Percutaneous or surgical management of post-infarction ventricular septal defects: The United Kingdom National Registry
Reported from TCT 2022
Elad Asher provides his take on the UK National Registry which was presented at the TCT congress 2022 by Joel Peter Giblett on behalf of the UK PIVSD investigators.
Rationale
Post infarction ventricular septal defect (VSD) is a rare but life-threatening complication of acute myocardial infarction. Mortality with medical therapy alone is as high as 94% at one month. Nevertheless, mortality following surgical repair remains high.
Evidence of percutaneous treatment of post-infarct VSD is confined to small case series. Hence, the UK -Post infarction ventricular septal defect (PIVSD) registry sought to investigate current practice in the UK and characterize patients treated with either percutaneous or surgical techniques.
Design
- Retrospective observational registry, with detailed case note review in each UK centre.
- The study included 362 patients in 16 centres between Jan 2010 - Dec 2021 with a total of 412 procedures.
- It was Stratified by initial management strategy (ITT) with an initial surgical repair strategy of 231 patients and initial percutaneous strategy of 131 patients.
- Primary objective: To evaluate 5-year all-cause mortality in both surgical repair and percutaneous closure.
- Secondary objective: To evaluate survival to hospital discharge, analyze contemporary trends in treatment of post-infarct VSD, and assess predictors of survival.
Endpoints
Primary outcomes: There was no significant difference in the primary outcome regarding the 5-year cumulative all-cause mortality.
Secondary outcomes: The in-hospital mortality was lower in the initial surgical group as compared with the initial percutaneous group (44.2% vs. 55%, respectively, p=0.048).
Moreover, stroke and new pacemaker/ICD implantation rates were higher in the initial surgical group, while repeat intervention (especially surgical closure) were higher in the initial percutaneous group (21.4% vs. 9.1, respectively, p<0.001).
A cox regression analysis for association with all-cause 5-year mortality found that: Percutaneous management (vs. surgical) (HR=1.31); time from AMI to VSD repair per-day (HR=0.97); creatinine per 10-unit increase (HR=1.03); number of vessels with CAD (HR=1.14) and most importantly cardiogenic shock (HR=2.25) to be associated with mortality.

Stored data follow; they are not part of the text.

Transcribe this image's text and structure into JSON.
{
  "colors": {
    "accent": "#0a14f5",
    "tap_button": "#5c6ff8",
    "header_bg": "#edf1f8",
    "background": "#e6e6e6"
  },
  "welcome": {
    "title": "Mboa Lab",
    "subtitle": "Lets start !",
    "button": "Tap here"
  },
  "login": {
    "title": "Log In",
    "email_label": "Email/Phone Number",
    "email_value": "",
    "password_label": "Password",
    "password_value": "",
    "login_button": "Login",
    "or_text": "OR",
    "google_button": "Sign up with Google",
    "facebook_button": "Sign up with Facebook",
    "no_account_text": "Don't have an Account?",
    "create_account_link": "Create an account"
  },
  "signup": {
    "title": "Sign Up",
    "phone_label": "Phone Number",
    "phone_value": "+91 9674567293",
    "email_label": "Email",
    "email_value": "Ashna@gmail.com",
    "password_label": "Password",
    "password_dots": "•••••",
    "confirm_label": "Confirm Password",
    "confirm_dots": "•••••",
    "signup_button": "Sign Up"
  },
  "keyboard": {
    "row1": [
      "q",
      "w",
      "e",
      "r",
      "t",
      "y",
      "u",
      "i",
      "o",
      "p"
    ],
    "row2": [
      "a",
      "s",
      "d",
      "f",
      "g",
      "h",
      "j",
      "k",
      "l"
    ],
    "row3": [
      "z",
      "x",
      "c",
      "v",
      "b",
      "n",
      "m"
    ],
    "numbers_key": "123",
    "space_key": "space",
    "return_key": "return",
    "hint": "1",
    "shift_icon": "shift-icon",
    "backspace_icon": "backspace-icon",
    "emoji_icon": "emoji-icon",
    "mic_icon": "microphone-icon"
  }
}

The authors concluded that there was no significant difference in the primary outcome at 5 years. There was an increase in in-hospital mortality in the percutaneous group compared to surgical repair but with strong caveats regarding selection bias.
Cardiogenic shock was the strongest predictor of mortality in the multivariate analysis and percutaneous treatment also predicted mortality in this analysis with the same caveats.
In summary
- This was the largest registry of percutaneous post-infarction VSD and the first to offer comparison with surgical cases.

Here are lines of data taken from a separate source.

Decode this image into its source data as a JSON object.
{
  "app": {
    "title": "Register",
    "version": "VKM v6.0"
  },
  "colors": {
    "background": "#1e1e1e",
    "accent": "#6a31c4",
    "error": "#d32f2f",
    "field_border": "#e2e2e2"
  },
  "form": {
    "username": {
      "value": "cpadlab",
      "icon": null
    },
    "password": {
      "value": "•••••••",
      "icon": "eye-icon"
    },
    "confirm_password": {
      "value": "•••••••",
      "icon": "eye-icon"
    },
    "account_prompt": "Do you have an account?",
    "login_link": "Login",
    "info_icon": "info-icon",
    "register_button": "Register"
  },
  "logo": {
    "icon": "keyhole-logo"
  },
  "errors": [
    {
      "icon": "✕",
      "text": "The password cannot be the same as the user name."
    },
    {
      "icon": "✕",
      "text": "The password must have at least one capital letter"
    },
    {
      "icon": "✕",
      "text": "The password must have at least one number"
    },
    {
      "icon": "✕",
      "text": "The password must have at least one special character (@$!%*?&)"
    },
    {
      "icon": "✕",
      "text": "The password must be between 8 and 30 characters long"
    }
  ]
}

- A significant selection bias remains where some patients were only offered percutaneous treatment once surgical repair was deemed unfeasible, moreover, the timing of intervention remains uncertain.
- Both percutaneous and surgical management are complementary in real-world clinical practice and offer significant survival advantages compared to medical therapy.
- Prospective studies are needed to evaluate optimal method and timing of treatment, and guide clinical practice.